In October 2003, though, Vern Reum had testified to the Montana Environmental Quality Council that not enough tires were being recycled in Montana to make recycling economically feasible, so at that time they were sending tires to Canada to be shredded, after which the product was shipped back to Montana for sale. He talked about plans to build a local plant to do this, a process which involves freezing the tires with nitrogen and then pulverizing them. Has that plant been built? I’ve had trouble telling. I found no reports of it; yet the 2006 article quoted just above says he “shreds tires” and the MT 2005 Guide for Buying Recycled Products lists the Tire Depot: “Shreds used tires to produce steel-free fill material. Can also provide crumb-rubber overs for horse arenas and playgrounds.”

So, the actual recycling (=shredding) process either takes place in Canada or has newly begun to occur right on site in Polson. The recycled product is basically… shredded-up rubber. With its many uses. Like fill.

There are some problems even with posing the above plan as an alternative to incineration: Vern Reum’s operation once caught fire in 2001, causing a fairly serious air- and water-quality crisis.

The business has been operating at the location for 14 years, he said. The plant shreds used tires to be recycled as road base, construction backfill and other uses. […]

The fire was contained to an enormous pit where the tires were shredded and stored.* Fire personnel estimated the size of the pit at approximately 400 yards wide and long. It was filled with tires and shredded tires to a depth of at least 40 to 50 feet, they said.

"Millions of tires," said Glenn Reum, Vern Reum's brother. "There are millions of tires in there. He's been hauling them from tire shops all over Washington, Oregon and Idaho.

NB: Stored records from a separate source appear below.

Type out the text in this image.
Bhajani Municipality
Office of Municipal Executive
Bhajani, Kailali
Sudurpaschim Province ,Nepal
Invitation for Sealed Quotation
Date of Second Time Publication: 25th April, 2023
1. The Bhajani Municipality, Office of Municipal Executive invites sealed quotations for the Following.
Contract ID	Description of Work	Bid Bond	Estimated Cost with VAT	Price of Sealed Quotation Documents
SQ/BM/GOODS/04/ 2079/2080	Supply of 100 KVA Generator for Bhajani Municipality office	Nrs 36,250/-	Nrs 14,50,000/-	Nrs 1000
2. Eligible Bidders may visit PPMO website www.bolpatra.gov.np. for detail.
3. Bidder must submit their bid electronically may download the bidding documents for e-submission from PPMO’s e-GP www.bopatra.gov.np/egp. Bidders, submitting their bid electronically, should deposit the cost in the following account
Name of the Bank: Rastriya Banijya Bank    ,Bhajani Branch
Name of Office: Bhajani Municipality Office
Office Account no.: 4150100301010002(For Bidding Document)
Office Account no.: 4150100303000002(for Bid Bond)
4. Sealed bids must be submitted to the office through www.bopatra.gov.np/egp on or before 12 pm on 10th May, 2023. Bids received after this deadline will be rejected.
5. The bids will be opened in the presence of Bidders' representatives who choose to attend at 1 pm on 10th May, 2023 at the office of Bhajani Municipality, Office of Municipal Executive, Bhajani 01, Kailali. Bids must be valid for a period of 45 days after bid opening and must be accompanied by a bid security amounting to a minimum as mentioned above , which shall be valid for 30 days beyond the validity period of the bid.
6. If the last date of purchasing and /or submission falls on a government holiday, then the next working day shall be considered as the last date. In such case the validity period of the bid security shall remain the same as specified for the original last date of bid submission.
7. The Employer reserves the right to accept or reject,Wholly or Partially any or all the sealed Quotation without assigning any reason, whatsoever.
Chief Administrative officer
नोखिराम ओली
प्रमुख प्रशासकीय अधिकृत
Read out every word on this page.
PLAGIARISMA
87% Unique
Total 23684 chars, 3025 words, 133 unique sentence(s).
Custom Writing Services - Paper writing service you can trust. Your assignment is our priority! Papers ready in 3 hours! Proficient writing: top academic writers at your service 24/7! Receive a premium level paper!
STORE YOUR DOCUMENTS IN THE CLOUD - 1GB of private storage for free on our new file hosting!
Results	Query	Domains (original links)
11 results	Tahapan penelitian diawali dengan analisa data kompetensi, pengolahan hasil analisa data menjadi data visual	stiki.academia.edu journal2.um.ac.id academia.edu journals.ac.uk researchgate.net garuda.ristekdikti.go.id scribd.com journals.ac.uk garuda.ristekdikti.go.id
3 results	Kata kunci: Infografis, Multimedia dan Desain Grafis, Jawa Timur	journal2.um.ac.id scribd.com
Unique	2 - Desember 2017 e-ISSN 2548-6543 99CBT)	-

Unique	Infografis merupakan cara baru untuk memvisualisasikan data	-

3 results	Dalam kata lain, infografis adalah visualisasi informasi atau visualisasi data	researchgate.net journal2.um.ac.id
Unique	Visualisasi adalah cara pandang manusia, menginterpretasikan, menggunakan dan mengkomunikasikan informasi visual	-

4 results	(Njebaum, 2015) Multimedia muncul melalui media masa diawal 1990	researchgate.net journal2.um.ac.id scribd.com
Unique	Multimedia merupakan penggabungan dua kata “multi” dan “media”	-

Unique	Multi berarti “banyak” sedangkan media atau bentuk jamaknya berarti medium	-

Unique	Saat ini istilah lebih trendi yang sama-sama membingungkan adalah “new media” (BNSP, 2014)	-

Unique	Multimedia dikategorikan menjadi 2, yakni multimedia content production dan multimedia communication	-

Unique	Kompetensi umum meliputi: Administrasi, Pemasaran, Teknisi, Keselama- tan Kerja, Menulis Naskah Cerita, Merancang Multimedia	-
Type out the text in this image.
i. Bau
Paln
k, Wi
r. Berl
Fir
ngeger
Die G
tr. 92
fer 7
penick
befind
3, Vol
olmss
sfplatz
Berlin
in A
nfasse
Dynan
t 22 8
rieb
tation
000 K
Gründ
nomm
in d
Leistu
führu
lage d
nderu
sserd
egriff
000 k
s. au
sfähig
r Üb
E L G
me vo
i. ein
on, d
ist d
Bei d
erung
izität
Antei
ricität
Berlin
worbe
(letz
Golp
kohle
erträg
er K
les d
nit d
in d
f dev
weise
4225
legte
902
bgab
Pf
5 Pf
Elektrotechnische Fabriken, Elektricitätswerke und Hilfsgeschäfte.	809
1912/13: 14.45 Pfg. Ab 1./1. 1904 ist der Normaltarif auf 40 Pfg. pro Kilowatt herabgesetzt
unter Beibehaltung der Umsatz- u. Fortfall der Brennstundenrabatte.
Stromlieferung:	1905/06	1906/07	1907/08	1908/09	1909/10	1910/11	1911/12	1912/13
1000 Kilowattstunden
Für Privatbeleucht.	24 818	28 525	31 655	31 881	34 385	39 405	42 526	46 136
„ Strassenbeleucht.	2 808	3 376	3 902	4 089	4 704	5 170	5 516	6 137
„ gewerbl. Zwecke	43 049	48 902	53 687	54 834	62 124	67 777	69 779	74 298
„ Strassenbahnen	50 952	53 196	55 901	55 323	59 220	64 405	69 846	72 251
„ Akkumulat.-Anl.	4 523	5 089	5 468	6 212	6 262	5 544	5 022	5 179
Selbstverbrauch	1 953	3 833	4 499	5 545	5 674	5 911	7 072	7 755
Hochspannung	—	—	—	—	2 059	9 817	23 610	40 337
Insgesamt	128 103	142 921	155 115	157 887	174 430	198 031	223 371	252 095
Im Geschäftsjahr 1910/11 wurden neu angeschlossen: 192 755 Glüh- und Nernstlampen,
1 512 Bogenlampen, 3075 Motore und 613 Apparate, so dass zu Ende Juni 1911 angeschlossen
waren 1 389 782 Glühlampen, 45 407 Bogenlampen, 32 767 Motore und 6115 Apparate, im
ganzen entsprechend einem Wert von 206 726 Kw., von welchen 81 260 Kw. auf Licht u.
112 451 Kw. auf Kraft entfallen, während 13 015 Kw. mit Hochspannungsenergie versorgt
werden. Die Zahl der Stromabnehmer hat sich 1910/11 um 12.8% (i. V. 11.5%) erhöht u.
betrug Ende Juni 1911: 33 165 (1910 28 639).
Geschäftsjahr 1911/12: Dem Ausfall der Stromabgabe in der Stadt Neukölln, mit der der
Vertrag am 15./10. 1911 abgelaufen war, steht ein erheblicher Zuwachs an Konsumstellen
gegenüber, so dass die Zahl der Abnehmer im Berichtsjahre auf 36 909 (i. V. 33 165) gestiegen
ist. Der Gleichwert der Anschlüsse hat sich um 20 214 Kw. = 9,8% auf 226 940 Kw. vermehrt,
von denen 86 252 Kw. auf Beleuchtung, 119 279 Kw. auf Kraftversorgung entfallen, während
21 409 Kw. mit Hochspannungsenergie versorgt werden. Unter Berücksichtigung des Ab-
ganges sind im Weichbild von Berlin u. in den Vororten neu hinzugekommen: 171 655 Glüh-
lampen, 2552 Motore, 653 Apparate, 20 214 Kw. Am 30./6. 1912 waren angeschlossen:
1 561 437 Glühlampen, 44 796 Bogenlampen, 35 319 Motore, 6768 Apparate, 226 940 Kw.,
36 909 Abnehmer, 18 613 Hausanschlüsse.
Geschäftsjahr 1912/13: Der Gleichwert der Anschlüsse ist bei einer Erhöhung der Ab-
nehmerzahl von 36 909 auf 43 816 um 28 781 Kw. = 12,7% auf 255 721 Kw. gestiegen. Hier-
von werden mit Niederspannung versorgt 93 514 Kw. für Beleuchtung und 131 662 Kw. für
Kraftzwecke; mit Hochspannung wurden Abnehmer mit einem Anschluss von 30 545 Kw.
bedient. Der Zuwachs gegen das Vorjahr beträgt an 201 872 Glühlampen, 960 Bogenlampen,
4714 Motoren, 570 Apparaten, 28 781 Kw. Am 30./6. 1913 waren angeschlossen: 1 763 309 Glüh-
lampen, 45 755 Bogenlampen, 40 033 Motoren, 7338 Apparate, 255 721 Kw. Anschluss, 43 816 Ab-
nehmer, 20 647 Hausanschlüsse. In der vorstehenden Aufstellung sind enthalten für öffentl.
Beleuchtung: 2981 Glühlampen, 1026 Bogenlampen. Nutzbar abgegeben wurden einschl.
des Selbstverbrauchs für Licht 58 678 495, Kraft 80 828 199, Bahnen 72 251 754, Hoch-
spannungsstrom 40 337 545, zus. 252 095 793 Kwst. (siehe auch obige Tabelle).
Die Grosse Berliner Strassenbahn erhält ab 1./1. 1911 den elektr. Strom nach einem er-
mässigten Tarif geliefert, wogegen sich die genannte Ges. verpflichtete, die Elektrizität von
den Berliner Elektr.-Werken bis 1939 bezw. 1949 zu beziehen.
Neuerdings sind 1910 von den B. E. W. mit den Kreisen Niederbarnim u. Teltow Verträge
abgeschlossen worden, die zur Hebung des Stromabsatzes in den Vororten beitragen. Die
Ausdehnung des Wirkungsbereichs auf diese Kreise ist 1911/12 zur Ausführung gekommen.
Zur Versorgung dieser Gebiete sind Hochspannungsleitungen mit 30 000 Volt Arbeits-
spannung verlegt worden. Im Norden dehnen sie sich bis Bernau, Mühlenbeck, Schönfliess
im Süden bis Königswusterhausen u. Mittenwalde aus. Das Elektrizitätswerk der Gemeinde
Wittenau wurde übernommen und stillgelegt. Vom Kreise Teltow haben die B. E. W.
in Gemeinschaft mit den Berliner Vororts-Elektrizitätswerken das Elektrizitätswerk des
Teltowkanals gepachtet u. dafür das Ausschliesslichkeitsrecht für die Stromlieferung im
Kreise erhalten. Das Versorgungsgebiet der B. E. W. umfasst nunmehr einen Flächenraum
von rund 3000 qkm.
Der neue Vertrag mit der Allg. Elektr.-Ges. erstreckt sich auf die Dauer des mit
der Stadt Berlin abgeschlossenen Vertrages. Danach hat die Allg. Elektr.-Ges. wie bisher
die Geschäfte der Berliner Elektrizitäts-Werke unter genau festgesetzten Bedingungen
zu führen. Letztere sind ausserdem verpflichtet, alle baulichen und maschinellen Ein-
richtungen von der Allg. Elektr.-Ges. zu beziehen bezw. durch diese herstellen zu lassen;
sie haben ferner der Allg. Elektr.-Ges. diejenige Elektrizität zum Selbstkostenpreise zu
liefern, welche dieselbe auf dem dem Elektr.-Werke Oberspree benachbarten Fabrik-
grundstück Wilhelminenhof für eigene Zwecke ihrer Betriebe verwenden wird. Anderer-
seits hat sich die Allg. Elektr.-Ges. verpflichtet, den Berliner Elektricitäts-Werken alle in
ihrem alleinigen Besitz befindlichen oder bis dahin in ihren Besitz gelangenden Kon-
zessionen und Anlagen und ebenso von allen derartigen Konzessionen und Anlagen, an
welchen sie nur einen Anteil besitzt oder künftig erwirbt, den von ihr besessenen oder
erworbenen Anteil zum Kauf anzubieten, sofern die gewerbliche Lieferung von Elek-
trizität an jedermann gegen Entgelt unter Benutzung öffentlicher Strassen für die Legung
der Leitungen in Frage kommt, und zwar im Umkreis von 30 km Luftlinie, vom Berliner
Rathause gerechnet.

He's the only licensed tire recycler in the state of Montana."

*(Yes, this is a 2001 story, before the Tire Depot apparently had the capacity to shred its own tires. Sigh.)

None of this is to say that I oppose tire recycling, nor that I’m in favor of Holcim’s nasty incinerator, potentially only twenty minutes’ drive away. But there’s no simple, feel-good way to dispose of these big, heavy, flammable objects, of which we Americans produce hundreds of millions per year. Knowing this may help us consider our choices better: buy higher-quality, longer-lasting tires, for instance. Remember to rotate them. Drive less.

It took an awful lot of work for me to figure out even this much about what happened to my tires after I paid some men to take them off my car, then paid two dollars extra, per tire, for them to conveniently disappear. Even the men I paid didn’t know what became of them thereafter. Imagine the difference between this culture of invisible supply/invisible waste (who knows where our meat comes from or where tires go to die?) and a culture in which the whole material chain, from origin to waste disposal, could be transparent—in which business workers and customers might regularly discuss the histories of products prior to sale and their ultimate post-use fates. The repercussions would be huge, and much of the difference might simply rest on which questions are perceived as weird to ask.

I’m shy; it’s hard for me to ask weird questions and get funny looks from strangers. But I’m doing it anyway; the alternative is tacit acceptance of this unnatural universe of disconnected phenomena, where the objects I use appear out of nowhere and go back into nowhere when I’m through with them. I eat anonymous beef and don’t know how my city’s water treatment plant works; I drive on anonymous rubber which can be replaced, for money, without my ever seeing what’s been discarded. There were tires on my car when I dropped it off (one flat); there were different tires on it when I picked it up, none flat. Transaction accomplished. Snap-your-fingers magic.

The thing is, times are coming—or already here—when we need to make major changes to our supply chains and waste management to survive. This kind of magic is exactly what will render us helpless to save ourselves. Witnessing such sleights of hand every day, we expect miracles.

Time to start feeling around inside the magician's hat.


4 comments:

Anonymous said...

Thought provoking work on all of this. Thank you!